As the website pointed out, many young people also suffer from poor health conditions that hinder their ability to develop physically or socially. Such issues not only affect young people later in life, but they also prove harmful to society as a whole. For instance, more than 70 percent of young adults today are ineligible to join the U.S. military because they fail academic, moral or health qualifications.
Research shows that when youth grow up in environments with economic problems and a lack of role models, they’re more at risk for poverty, early pregnancy, and violence, especially in adulthood. The environment is even more difficult for these young Americans in 2021. The COVID-19 pandemic has hurt the job market, caused schooling to be held online in many cases, and kept people more isolated than usual, though conditions are improving as the country reopens. The pandemic is also a big source of stress, and some youth may not have anyone to turn to for support.
To determine where young Americans are not faring as well as others in their age group, especially in a year made extremely stressful by the COVID-19 pandemic, WalletHub compared the 50 states and the District of Columbia across 15 key indicators of youth risk.
Those 15 key indicators were in turn divided into two key metrics: 1) education and employment and 2) health.
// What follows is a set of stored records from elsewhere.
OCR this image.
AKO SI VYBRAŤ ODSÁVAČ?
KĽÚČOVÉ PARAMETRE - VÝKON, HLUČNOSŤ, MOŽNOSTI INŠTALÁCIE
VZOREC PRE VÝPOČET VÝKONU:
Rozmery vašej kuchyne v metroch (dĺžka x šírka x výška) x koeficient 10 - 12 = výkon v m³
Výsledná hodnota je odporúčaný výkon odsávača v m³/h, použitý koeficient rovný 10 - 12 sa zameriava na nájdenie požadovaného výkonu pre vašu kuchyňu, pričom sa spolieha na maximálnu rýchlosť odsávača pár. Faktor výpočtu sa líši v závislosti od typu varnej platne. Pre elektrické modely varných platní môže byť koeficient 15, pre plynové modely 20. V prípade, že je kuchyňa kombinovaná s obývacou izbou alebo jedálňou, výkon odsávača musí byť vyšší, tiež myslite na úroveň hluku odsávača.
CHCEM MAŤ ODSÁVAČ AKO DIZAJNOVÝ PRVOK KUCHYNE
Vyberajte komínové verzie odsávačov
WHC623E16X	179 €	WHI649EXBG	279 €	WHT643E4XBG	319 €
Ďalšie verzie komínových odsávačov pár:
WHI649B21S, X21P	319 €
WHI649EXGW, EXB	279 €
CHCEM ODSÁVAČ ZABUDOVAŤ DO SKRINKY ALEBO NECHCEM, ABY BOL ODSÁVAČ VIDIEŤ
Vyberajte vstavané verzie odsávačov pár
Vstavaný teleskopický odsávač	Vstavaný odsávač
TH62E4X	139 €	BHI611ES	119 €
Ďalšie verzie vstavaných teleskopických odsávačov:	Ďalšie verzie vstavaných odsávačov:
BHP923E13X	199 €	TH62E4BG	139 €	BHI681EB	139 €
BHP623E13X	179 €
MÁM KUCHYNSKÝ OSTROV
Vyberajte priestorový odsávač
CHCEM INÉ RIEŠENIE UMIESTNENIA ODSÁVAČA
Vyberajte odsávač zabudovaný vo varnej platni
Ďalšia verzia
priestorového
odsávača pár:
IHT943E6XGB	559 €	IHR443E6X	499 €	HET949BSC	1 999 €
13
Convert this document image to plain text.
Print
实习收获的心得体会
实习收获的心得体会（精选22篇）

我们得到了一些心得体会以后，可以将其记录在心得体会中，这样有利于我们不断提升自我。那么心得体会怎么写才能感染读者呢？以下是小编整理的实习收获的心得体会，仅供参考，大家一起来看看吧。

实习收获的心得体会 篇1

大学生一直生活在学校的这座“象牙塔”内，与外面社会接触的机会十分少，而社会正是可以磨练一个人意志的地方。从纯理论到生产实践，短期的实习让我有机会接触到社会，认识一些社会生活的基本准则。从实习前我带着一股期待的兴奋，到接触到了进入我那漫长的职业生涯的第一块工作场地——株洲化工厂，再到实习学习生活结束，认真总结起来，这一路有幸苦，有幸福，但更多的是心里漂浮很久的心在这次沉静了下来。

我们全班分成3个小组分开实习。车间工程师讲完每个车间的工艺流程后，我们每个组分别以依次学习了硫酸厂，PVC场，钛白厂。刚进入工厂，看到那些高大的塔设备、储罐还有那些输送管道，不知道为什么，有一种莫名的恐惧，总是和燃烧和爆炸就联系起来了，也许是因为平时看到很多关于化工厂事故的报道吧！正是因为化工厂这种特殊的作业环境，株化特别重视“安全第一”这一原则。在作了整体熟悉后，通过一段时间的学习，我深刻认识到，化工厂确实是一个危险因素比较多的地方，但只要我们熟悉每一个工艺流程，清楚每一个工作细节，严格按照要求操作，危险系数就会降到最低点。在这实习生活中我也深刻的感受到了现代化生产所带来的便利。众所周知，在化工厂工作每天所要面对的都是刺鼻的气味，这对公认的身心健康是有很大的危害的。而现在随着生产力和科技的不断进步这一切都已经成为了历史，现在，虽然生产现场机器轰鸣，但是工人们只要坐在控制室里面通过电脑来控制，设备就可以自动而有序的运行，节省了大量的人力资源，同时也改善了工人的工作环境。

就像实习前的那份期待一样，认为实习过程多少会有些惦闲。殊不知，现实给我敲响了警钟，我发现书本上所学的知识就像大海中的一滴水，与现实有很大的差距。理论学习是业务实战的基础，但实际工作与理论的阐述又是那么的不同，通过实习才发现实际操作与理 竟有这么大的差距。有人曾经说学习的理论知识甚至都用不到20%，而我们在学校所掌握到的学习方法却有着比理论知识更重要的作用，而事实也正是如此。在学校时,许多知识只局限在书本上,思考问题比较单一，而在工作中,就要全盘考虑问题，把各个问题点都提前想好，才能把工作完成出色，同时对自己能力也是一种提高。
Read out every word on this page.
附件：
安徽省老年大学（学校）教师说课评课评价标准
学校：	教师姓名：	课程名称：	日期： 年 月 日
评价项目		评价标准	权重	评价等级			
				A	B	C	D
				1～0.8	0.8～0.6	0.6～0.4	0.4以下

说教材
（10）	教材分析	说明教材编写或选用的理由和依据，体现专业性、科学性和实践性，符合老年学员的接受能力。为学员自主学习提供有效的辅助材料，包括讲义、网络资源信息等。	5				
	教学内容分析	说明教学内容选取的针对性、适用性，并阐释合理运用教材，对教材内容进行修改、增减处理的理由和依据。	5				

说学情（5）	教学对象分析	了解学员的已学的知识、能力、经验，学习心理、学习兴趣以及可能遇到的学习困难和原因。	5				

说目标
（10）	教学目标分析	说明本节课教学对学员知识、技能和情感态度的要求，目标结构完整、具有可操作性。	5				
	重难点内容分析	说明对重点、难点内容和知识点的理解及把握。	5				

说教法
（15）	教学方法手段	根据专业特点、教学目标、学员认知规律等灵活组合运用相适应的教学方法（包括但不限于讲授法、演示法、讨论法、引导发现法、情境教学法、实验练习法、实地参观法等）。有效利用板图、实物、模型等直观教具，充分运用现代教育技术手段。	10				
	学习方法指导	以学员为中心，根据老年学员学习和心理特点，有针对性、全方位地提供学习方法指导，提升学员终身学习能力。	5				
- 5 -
The indicators used to make up the education and employment metric were 1) the share of disconnected youth (which refers to the population aged 18 to 24 that is not attending school, is not working, and has no degree beyond a high school diploma) 2) the share of youth with no high school diploma 3) the share of National Assessment of Educational Progress-proficient students (those who have performed at or above eight-grade math and with-grade reading proficiency levels) 4) the labor force participation rate among youth (population aged 16 to 24) 5) the youth poverty rate 6) the rate of teen pregnancy 7) the share of homeless youth 8) the presence of state tuition waiver programs for youth in foster care 9) and the rate of youth detained, incarcerated or placed in residential facilities per 100,000.
The indicators employed to make up the health metric were the share of the population aged 12 and older fully vaccinated 2) the share of overweight and obese youth 3) the share of youth using illicit drugs in the past month 4) the share of youth reporting heavy drinking 5) the share of youth with depression and 6) the share of physically, mentally, and emotionally inhibited youth.
The seven states determined to have young people less at-risk than Virginia were 1) Maryland 2) Utah 3) Minnesota 4) Connecticut 5) New Hampshire 6) New Jersey and 7) Massachusetts.